One thing worth mentioning: A single photon travelling in free space cannot gravitationally collapse, regardless of how much energy it has. Any photon exists in frames of reference where is has any particular value of energy. Since this energy can be arbitrarily high, there can be no gravitational collapse. Also, a single photon travelling in free space cannot split into other particles because this would violate the conservation of energy-momentum. However, a single photon can collide with some object, or two photons travelling in opposite directions can collide with each other, to produce... whatever.

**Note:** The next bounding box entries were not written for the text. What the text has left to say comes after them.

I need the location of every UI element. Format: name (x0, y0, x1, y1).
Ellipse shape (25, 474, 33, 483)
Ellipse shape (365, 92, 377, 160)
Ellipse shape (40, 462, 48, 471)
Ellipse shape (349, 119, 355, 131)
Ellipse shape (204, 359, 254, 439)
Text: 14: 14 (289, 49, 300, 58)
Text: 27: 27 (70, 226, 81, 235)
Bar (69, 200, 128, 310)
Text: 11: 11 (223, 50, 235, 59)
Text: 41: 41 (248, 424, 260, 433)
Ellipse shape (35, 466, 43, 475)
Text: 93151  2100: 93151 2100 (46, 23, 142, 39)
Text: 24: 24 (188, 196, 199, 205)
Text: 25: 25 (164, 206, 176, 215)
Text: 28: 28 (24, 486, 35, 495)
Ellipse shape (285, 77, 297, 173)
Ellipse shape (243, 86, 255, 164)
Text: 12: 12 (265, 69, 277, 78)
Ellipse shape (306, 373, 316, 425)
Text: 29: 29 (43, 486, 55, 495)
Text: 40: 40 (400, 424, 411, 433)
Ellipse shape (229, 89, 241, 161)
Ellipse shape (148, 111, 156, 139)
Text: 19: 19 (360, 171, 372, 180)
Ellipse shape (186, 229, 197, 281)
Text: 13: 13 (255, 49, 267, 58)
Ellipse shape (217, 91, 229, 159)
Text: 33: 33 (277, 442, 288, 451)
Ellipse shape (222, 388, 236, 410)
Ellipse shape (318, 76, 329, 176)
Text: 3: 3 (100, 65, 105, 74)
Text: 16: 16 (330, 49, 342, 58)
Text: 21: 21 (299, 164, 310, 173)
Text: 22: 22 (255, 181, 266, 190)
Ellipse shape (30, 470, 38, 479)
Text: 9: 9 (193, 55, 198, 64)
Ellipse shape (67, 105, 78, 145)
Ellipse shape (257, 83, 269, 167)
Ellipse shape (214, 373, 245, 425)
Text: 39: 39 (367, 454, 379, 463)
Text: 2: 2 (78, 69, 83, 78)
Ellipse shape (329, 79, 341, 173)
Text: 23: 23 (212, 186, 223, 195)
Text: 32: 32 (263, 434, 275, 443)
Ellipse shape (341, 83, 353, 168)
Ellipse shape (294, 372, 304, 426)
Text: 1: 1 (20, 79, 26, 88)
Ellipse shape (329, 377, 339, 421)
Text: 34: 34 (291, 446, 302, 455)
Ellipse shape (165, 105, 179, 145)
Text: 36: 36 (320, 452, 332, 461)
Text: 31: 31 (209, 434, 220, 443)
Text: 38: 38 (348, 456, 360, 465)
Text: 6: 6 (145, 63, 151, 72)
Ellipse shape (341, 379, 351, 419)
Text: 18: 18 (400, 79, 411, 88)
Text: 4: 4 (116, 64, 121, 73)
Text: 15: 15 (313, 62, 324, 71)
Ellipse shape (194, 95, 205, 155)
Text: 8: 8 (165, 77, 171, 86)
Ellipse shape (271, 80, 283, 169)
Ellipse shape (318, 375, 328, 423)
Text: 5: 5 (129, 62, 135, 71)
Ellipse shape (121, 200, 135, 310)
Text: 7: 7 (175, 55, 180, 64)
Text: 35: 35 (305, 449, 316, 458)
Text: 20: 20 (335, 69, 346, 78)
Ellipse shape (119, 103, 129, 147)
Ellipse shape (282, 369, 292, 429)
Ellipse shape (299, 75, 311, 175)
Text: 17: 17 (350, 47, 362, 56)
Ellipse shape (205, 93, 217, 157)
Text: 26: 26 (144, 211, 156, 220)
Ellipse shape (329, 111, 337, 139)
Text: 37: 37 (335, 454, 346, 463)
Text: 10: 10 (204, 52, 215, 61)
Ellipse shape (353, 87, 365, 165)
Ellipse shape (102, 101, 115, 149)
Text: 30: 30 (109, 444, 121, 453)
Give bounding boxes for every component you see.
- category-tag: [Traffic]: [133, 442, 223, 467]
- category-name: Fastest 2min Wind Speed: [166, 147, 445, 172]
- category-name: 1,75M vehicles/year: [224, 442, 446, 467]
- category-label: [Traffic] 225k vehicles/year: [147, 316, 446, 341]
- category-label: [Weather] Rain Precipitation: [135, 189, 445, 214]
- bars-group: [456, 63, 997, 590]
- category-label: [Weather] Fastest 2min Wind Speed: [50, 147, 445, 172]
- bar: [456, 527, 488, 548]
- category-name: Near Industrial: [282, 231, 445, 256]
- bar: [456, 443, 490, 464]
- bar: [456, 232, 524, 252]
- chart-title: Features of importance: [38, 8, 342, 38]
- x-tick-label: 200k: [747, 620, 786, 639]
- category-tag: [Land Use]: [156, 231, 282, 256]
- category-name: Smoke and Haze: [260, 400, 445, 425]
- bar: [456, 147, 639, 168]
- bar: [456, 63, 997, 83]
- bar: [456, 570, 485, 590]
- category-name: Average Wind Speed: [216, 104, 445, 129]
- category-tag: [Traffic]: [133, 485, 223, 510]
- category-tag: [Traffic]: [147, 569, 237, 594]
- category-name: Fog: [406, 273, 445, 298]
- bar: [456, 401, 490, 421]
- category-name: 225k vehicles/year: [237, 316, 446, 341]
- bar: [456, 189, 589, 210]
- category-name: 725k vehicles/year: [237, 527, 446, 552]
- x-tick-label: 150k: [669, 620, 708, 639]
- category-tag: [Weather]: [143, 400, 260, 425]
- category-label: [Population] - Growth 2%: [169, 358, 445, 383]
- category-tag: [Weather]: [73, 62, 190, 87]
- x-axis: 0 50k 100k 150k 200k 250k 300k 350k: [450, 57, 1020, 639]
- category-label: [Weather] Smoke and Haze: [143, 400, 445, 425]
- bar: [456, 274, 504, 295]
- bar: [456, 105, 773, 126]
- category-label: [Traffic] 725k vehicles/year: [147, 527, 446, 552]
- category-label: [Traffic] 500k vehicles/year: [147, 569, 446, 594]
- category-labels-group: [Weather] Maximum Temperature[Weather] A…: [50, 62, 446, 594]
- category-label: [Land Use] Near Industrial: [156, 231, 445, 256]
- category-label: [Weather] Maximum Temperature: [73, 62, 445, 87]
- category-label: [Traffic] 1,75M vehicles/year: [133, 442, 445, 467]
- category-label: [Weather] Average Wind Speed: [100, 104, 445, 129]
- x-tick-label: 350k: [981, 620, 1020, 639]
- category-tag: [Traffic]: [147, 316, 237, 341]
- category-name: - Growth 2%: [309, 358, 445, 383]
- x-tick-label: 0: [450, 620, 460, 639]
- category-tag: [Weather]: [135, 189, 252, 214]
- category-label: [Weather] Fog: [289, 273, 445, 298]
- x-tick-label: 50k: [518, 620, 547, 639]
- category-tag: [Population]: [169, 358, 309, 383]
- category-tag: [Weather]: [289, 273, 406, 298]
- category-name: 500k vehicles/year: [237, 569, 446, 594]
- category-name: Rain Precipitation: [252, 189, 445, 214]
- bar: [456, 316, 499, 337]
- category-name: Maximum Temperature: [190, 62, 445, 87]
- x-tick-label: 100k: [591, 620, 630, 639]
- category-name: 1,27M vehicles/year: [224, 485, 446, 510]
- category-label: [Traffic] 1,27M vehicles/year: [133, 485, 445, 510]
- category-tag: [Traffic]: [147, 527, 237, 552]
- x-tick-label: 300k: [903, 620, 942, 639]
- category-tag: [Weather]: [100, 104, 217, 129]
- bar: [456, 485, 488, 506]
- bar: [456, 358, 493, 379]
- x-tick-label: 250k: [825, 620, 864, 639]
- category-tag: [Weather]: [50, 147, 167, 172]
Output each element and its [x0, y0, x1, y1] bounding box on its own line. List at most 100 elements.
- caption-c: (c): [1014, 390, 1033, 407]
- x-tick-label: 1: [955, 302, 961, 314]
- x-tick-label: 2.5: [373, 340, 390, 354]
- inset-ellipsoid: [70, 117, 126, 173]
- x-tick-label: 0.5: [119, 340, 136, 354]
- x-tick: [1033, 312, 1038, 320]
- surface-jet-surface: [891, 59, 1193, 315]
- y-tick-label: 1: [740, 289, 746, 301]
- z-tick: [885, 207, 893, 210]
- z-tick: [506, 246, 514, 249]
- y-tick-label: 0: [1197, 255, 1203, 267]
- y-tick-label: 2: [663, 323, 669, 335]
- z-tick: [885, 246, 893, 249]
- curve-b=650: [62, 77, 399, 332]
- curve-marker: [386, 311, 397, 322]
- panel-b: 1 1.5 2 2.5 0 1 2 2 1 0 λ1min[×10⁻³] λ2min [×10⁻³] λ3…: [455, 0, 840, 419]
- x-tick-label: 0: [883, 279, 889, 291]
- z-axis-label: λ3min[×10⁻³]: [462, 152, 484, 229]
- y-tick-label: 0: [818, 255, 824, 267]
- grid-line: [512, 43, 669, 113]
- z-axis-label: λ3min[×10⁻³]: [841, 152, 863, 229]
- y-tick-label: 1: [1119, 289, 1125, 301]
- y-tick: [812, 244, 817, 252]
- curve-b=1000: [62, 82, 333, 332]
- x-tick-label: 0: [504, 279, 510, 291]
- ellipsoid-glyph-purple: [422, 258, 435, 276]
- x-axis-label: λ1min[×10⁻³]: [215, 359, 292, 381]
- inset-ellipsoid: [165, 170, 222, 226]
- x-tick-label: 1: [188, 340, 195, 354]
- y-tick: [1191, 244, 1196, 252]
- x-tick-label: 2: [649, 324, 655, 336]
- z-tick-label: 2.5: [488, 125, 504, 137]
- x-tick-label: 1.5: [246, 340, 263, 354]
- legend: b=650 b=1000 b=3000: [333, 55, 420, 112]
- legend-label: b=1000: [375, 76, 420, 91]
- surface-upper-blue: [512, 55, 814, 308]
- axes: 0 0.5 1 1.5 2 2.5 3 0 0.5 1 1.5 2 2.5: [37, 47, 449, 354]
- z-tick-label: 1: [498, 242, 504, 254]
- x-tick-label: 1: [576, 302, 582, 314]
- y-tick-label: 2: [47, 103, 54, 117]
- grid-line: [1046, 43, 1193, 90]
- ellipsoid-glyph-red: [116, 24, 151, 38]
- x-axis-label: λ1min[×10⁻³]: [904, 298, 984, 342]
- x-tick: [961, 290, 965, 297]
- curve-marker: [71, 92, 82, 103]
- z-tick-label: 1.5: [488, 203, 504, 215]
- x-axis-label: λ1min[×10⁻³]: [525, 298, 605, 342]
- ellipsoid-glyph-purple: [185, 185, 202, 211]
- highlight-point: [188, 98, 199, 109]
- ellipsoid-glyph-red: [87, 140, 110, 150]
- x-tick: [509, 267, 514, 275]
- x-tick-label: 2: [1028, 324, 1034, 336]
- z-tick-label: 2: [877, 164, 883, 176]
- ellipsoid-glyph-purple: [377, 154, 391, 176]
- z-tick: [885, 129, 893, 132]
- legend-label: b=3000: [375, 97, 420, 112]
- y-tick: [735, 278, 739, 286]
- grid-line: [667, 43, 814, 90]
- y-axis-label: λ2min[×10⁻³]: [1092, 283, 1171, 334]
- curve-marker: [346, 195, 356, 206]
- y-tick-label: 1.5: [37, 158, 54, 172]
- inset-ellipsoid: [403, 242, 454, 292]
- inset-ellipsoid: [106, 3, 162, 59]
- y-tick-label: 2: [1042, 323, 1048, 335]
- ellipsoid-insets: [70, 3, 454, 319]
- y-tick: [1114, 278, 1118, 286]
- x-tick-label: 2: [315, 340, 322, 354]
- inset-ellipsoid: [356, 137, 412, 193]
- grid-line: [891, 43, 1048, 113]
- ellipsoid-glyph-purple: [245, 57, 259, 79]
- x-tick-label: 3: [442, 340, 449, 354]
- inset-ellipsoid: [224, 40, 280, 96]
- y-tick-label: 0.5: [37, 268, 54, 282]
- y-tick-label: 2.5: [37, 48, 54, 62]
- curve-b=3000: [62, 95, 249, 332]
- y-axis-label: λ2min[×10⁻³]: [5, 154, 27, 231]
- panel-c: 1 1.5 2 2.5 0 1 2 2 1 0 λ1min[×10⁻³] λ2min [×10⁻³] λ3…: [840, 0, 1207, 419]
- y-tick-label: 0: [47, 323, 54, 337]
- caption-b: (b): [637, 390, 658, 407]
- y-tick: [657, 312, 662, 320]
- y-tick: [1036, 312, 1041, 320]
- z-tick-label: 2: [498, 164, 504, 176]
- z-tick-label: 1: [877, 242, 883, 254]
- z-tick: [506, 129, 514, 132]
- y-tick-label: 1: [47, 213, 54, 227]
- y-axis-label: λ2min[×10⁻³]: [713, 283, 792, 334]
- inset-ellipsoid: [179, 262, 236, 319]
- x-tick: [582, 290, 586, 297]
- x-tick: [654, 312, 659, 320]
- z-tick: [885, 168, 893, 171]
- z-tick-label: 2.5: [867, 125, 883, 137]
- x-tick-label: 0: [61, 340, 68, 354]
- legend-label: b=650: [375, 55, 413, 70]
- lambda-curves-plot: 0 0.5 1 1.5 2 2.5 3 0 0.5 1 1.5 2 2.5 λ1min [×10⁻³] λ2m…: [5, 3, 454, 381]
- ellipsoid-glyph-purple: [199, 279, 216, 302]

For two particles to be quantum entangled, two conditions need to be satisfied: (1): The states of the two particles are correlated. That is, the state of one particle depends on the state of the other particle. (2): The combined state of the two particles is a quantum superposition. If only (1) is satisfied, the two correlated particles may be classical particles (eg billiard balls). Or it may be the result of measuring an entangled pair of particles, causing the quantum superposition to "collapse" (Copenhagen interpretation). If only (2) is satisfied, the particles are individually a quantum superposition, and therefore the combined state of the two particles is also a quantum superposition, but the two particles are completely independent of each other, perhaps because they are in different galaxies. It is worth noting that an arbitrary two-particle state is most likely to be an entangled state. However, the entangled states usually encountered in entanglement experiments are special entangled states, not the run-of-the-mill arbitrarily chosen entangled two-particle states. (In mathematical terms, the Hilbert space of the two-particle states has a higher dimensionality than the Hilbert space of the corresponding non-entangled two-particle states.)